L'équipementier automobile Forvia a connu une perte nette de 2,1 milliards d'euros en 2025, selon ses comptes publiés mardi 24 février. Cette perte est due à la fois à son activité courante et à une dépréciation exceptionnelle de 1,8 milliard d'euros, liée notamment à la vente prévue de son pôle d'aménagements intérieurs (18% du chiffre d'affaires), avec une moins-value de près de 600 millions, déjà inscrite dans les comptes 2025.
Forvia était déjà en perte en 2020, 2021 et 2022. Il n'a enregistré depuis six ans qu'une seule année avec un résultat positif, en 2023. Sa marge opérationnelle a progressé en 2025, à 5,6% contre 5,2%, mais Forvia reste plombé par une dette de six milliards d'euros fin 2025. Sans donner de date, l'équipementier a précisé être en «négociations avancées avec plusieurs parties» pour céder son pôle d'aménagements intérieurs, qui représente un chiffre d'affaires de 4,8 milliards d'euros, 60 sites et 31 000 salariés.

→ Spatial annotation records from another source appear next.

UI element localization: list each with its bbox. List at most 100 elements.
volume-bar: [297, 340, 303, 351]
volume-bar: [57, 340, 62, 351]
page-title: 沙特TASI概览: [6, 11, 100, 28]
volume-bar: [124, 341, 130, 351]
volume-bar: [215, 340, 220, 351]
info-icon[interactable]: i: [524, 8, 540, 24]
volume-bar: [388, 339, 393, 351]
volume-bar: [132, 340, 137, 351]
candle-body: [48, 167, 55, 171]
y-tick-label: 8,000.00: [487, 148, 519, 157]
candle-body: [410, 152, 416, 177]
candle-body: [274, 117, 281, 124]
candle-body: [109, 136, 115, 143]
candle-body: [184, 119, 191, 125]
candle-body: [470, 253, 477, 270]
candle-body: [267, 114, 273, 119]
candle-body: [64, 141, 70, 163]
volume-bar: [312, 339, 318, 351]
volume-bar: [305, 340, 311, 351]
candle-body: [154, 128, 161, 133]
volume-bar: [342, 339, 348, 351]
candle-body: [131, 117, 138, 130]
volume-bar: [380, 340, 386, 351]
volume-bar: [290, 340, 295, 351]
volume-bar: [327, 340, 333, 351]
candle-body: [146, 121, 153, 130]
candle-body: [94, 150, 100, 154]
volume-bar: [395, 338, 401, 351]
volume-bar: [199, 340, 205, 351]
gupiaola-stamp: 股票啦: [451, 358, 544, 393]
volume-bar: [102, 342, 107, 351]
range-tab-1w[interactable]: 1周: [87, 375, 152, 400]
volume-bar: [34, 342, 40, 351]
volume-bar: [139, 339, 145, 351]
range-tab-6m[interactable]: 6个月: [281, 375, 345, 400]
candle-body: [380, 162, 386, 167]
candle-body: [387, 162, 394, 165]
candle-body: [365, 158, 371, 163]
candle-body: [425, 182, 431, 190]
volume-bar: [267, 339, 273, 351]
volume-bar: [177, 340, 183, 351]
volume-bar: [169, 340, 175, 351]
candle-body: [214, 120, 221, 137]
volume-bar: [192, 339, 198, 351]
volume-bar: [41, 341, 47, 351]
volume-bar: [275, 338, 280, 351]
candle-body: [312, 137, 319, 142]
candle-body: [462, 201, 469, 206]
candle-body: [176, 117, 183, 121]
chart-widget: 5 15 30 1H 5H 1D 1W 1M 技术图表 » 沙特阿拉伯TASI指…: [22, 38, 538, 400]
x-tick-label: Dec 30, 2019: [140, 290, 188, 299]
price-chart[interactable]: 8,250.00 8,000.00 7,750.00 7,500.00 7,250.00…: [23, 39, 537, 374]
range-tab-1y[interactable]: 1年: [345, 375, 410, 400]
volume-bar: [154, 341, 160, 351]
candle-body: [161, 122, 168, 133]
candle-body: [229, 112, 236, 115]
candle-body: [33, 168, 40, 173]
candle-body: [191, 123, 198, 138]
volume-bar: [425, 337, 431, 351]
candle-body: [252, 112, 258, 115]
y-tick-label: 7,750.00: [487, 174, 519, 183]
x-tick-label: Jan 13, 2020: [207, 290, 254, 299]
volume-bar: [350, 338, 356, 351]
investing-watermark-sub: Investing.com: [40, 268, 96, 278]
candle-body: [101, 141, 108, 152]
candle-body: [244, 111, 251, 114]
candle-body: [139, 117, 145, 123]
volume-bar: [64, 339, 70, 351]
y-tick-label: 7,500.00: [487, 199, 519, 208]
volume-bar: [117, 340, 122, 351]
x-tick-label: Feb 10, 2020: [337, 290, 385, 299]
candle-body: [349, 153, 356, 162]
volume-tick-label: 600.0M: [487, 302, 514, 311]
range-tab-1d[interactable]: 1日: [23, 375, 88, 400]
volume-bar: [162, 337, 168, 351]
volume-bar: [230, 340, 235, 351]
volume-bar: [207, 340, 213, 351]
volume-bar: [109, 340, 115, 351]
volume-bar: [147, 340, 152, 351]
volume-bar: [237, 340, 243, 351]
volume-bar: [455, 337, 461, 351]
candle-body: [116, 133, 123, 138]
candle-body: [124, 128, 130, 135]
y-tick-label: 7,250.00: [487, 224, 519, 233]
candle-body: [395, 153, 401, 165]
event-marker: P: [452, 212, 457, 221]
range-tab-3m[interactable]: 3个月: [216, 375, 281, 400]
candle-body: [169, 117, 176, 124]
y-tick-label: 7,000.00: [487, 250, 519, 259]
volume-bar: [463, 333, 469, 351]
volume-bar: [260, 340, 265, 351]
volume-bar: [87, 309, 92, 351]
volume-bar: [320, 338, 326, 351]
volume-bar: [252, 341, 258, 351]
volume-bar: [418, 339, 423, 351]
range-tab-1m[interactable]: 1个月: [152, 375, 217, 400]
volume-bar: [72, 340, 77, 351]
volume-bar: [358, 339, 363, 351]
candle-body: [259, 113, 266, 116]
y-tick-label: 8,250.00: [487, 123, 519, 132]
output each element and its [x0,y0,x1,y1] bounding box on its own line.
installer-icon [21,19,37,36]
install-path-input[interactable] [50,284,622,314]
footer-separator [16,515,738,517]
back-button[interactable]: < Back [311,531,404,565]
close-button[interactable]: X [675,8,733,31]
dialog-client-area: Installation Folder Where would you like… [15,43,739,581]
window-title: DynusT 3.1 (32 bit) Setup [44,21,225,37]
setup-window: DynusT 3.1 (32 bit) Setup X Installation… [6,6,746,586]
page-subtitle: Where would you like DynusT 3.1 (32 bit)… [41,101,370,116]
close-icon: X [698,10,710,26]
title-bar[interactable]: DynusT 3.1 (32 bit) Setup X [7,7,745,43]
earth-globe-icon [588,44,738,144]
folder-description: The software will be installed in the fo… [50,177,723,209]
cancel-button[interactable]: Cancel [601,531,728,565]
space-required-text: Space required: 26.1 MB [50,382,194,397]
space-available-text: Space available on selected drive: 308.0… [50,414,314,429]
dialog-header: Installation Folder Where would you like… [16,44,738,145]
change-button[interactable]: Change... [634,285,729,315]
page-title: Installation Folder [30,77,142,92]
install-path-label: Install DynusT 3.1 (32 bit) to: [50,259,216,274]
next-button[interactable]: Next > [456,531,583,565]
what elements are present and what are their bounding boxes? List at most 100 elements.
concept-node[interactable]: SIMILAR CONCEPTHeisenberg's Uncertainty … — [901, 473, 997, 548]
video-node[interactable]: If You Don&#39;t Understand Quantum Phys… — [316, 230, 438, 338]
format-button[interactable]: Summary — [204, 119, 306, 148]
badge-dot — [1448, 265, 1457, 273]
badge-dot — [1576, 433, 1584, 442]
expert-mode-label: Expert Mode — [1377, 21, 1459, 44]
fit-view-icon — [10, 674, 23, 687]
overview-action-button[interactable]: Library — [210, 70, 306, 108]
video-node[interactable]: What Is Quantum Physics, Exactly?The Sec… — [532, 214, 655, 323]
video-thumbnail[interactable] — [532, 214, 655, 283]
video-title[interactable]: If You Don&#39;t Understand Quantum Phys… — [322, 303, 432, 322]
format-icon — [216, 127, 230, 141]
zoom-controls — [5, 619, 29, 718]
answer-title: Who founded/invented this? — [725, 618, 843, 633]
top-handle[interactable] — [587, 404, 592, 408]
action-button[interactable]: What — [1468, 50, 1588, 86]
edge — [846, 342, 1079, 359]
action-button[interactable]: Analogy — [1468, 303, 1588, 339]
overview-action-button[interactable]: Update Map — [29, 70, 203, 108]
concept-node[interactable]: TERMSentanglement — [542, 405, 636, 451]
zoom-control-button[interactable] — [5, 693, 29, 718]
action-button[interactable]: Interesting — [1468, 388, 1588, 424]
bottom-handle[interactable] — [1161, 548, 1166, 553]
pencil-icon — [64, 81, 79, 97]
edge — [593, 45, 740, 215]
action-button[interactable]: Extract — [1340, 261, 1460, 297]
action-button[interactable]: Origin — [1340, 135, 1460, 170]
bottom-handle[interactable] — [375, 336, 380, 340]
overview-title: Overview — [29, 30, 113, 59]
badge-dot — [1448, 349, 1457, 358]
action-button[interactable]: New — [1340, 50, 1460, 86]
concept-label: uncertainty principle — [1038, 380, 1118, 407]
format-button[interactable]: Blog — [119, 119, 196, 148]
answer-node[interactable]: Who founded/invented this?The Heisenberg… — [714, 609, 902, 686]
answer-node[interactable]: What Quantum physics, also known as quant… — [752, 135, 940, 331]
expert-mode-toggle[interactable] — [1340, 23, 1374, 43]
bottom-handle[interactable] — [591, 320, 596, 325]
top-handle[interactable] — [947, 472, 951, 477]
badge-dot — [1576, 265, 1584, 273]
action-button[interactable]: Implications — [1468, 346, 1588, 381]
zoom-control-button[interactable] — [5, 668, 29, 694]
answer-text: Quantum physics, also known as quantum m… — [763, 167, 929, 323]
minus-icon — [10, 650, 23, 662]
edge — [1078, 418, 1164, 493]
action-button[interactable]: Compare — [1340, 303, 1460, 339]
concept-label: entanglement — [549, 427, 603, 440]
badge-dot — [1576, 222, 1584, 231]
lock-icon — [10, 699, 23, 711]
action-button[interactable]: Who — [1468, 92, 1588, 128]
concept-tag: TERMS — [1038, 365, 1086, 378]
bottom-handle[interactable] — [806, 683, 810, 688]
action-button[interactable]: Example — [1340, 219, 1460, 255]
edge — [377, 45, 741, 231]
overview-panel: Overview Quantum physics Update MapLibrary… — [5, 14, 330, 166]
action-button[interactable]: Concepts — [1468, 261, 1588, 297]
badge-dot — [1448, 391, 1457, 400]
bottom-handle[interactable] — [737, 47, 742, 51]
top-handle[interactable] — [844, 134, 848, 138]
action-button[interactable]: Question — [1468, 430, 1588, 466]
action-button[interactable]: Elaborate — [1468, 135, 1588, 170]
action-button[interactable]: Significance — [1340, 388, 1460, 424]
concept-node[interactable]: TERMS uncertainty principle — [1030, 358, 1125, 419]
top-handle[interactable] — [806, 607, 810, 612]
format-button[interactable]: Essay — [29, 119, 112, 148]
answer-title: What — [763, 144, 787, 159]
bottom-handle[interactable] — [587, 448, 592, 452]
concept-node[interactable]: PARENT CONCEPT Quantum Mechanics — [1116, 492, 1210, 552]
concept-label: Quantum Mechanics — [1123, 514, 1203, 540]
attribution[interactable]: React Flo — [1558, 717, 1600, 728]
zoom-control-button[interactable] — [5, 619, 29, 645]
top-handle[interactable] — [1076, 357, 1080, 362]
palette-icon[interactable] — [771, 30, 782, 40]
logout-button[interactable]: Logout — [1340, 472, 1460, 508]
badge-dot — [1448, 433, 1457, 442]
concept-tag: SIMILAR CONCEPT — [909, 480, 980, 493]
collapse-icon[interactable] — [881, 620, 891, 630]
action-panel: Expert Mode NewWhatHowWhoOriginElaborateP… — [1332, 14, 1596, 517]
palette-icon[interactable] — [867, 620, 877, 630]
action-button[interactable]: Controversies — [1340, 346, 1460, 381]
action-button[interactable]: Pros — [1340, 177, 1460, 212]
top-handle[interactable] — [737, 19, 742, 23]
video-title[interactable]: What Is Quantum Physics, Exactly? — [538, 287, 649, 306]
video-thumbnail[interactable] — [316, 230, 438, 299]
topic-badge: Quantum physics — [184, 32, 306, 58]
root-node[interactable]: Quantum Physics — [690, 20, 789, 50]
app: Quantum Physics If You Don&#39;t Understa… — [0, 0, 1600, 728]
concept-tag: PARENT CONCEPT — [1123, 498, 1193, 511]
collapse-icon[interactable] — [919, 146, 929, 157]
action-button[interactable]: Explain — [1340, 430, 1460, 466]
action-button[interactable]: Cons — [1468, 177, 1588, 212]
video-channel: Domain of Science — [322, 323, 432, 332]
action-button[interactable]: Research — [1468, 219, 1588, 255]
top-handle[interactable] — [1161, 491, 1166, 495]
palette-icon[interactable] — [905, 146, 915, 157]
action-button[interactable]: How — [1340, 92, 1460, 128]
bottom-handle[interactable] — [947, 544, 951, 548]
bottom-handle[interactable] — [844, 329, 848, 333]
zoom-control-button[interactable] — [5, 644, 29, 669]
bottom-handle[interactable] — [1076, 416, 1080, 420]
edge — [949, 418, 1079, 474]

Les suppressions d'emplois se poursuivent
Sur les 10 000 suppressions d'emplois d'ici 2028, annoncées en 2024, Forvia en a déjà réalisé 6 400, d'où des coûts de restructuration de 410 millions d'euros en 2025. Les comptes 2025 comprennent aussi 209 millions d’euros de dépréciation de sa participation dans Symbio (détenue conjointement par Michelin, Stellantis et Forvia), reflétant l'impact de la décision de Stellantis de mettre fin à ses activités dans l'hydrogène.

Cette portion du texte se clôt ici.